GitHub Actions (multi-entity parallel)

jobs:
  pipeline:
    strategy:
      matrix:
        entity: [waste-tracking, site-energy, vendor-quality]
    steps:
      - uses: actions/checkout@v4
      - name: Run pipeline
        run: ./scripts/pipeline.sh ${{ matrix.entity }}

Each matrix job runs in its own runner — full parallelism, zero contention.

Promote step

After validation passes, the promote step copies artifacts from the workspace to their final repository paths. This keeps the repo untouched if validation fails.

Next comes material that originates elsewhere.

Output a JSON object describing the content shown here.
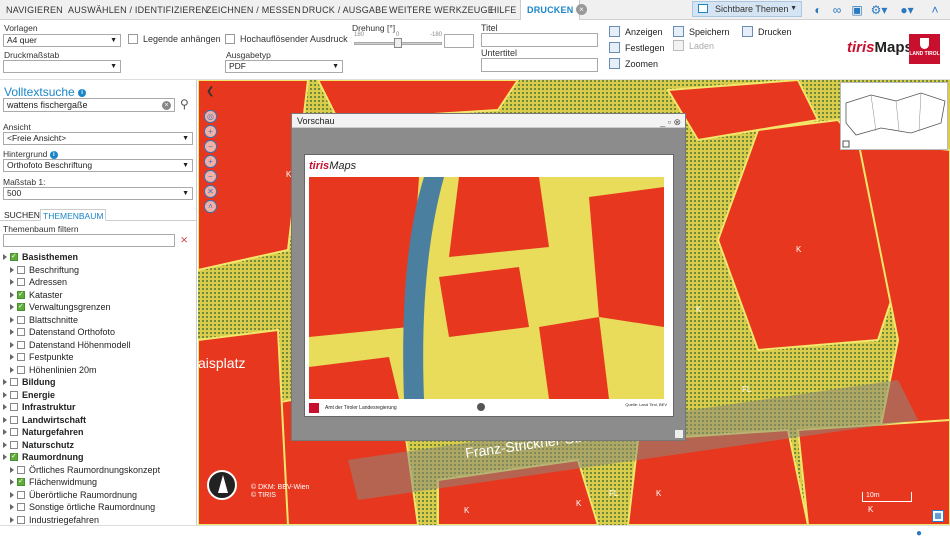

rdt-model-compile promote --workspace "$WS" --entity waste-tracking

Promote reads compile/compile-result.json, maps each artifact to its destination via paths.rs, and copies. It writes promote-result.json listing files created, updated, or unchanged.

JSON Schema validation

Every JSON exchanged between modules has a corresponding JSON Schema. Validation happens at three layers:

Layer	Where	What
Library	Inside every module	`common::manifest::load_and_validate()` validates manifests on entry and results on exit
CLI	`rdt-model-validate schema`	Standalone validation of any JSON against any schema
Embedded	At compile time	All schemas are embedded via `include_str!` — the binary is self-contained

The jsonschema crate (already a workspace dependency) handles all validation. No external tool needed.